Guidance counselor Paula Long and enrichment teacher Linda Fulleylove have helped lead the project over the past several years. The pair says they can’t thank parents enough for their support.

“It’s huge, I know we’re always asking the parents in the community for different things for different causes,” Fulleylove said. “I feel like we’re always doing some sort of service activity, but the parents never slow down their efforts to help, it’s constant; their generosity just keeps coming.”

Donations were separated by grade levels, with preschool and kindergarten bringing in pudding and fruit cups, first graders bringing in juice boxes, and second graders donating cookies throughout the week. Perishables, such as meat, cheese and bread, were brought in Thursday morning by third, fourth and fifth graders.

Different classrooms and grade levels would take part of their day to pack the lunches alongside parent volunteers and teachers. For the younger children, fifth- and fourth-grade students helped them go through the line safely and pack lunches as mentors to the younger ones, since a majority of older students have taken part in the service project several times.

“We call it cross grade-level, the upper grades helping the lower grades,” Long said. “They all participate.”

Principal Sharon Stallings says the project is an important part of Signal Hill Elementary and is proud the school has held it for more than a decade.

Paula Long, Principal Sharon Stallings and Linda Fulleylove show off some of the packed and decorated lunches that students at Signal Hill packed on Valentine’s Day.

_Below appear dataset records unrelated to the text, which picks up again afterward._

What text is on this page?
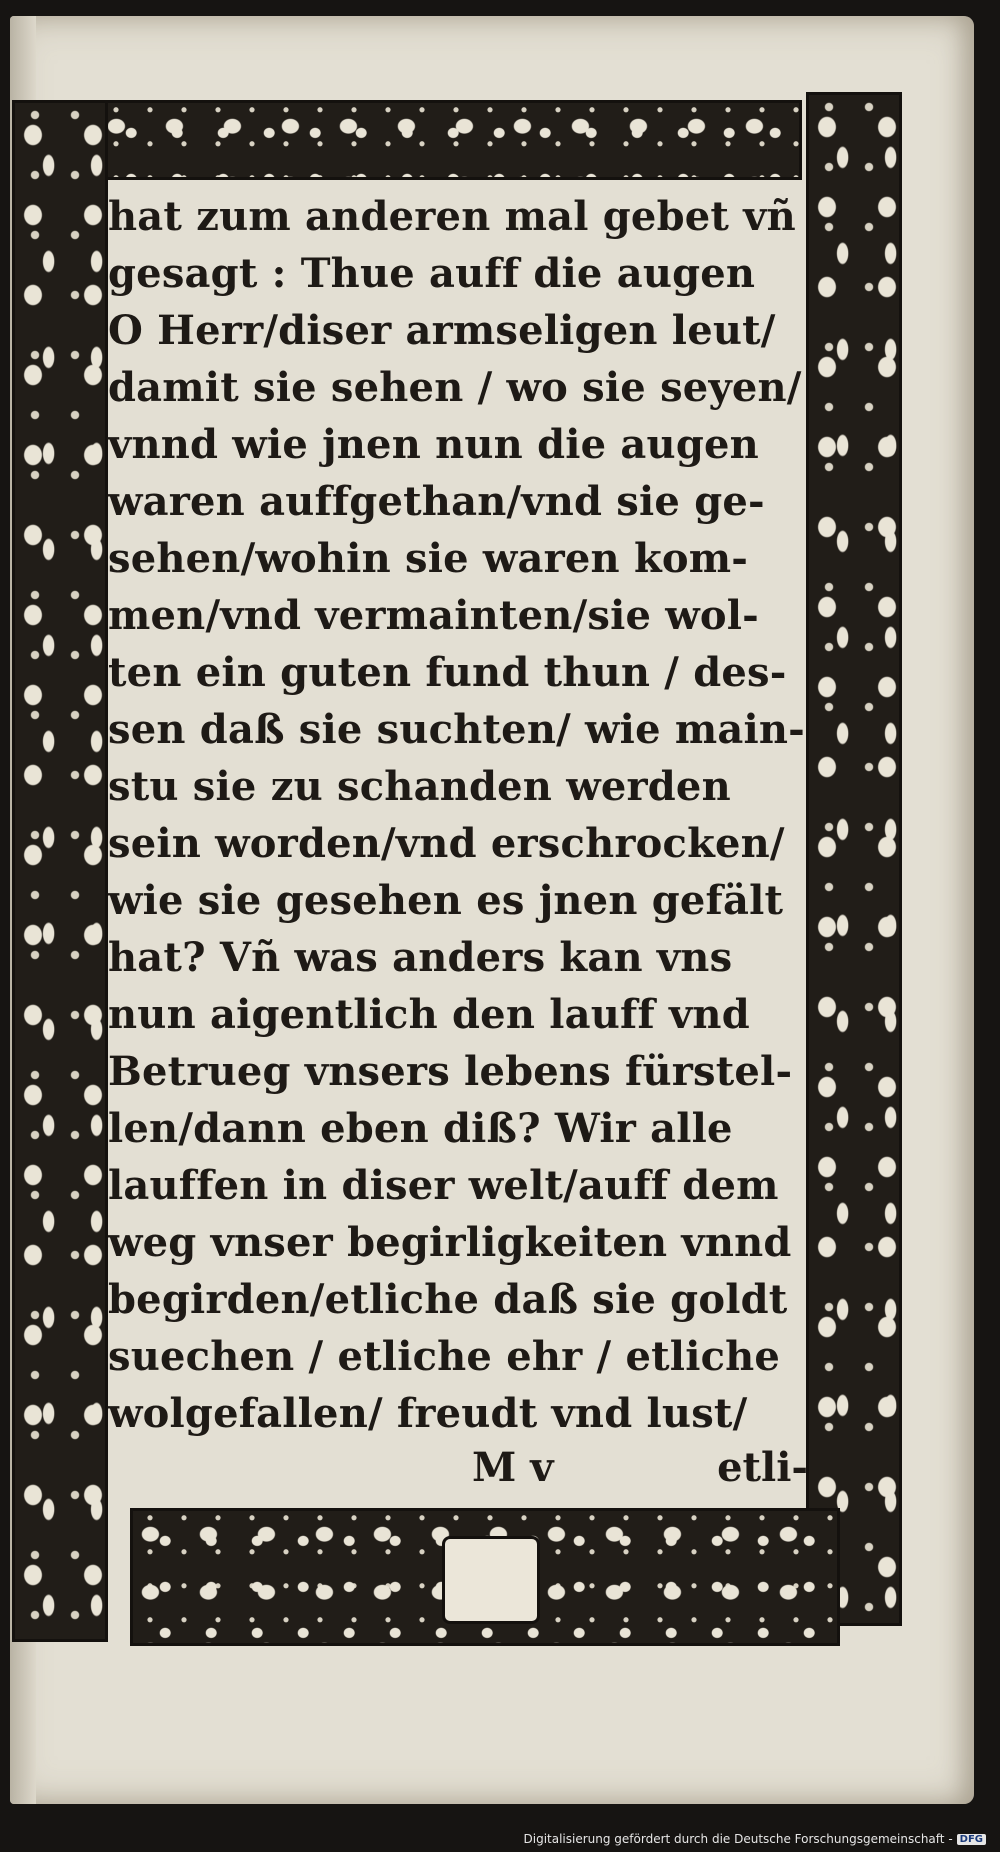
hat zum anderen mal gebet vñ
gesagt : Thue auff die augen
O Herr/diser armseligen leut/
damit sie sehen / wo sie seyen/
vnnd wie jnen nun die augen
waren auffgethan/vnd sie ge-
sehen/wohin sie waren kom-
men/vnd vermainten/sie wol-
ten ein guten fund thun / des-
sen daß sie suchten/ wie main-
stu sie zu schanden werden
sein worden/vnd erschrocken/
wie sie gesehen es jnen gefält
hat? Vñ was anders kan vns
nun aigentlich den lauff vnd
Betrueg vnsers lebens fürstel-
len/dann eben diß? Wir alle
lauffen in diser welt/auff dem
weg vnser begirligkeiten vnnd
begirden/etliche daß sie goldt
suechen / etliche ehr / etliche
wolgefallen/ freudt vnd lust/
M v	etli-
Digitalisierung gefördert durch die Deutsche Forschungsgemeinschaft - DFG
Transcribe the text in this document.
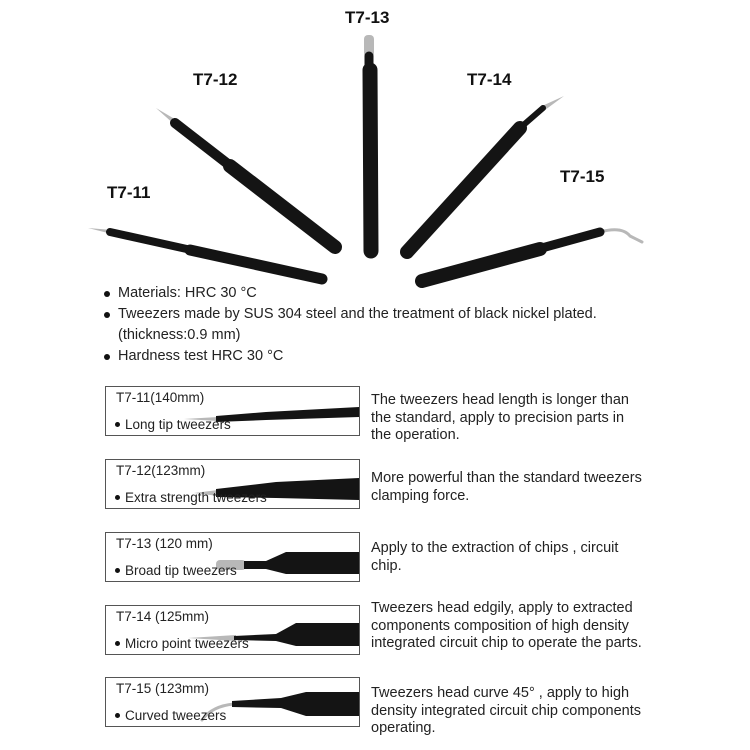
T7-13
T7-12	T7-14
T7-11
T7-15
Materials: HRC 30 °C
Tweezers made by SUS 304 steel and the treatment of black nickel plated.
(thickness:0.9 mm)
Hardness test HRC 30 °C
T7-11(140mm)
Long tip tweezers
The tweezers head length is longer than the standard, apply to precision parts in the operation.
T7-12(123mm)
Extra strength tweezers
More powerful than the standard tweezers clamping force.
T7-13 (120 mm)
Broad tip tweezers
Apply to the extraction of chips , circuit chip.
T7-14 (125mm)
Micro point tweezers
Tweezers head edgily, apply to extracted components composition of high density integrated circuit chip to operate the parts.
T7-15 (123mm)
Curved tweezers
Tweezers head curve 45° , apply to high density integrated circuit chip components operating.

“The academics are key in education for our children, but it’s also important that our children understand how fortunate they are,” Stallings said. “I believe that we do more than is probably expected in a variety of ways, but it’s the big things that we do, like ‘Lunches from the Heart’ to collecting teddy bears for children in Child Protective Services, that make us who we are.”

“This is all very critical to what Signal Hill is all about,” Stallings added.

Signal Hill, alongside other Voorhees Township Public Schools, is active in participating in numerous service projects throughout the year to better the lives of those in the community and around the globe.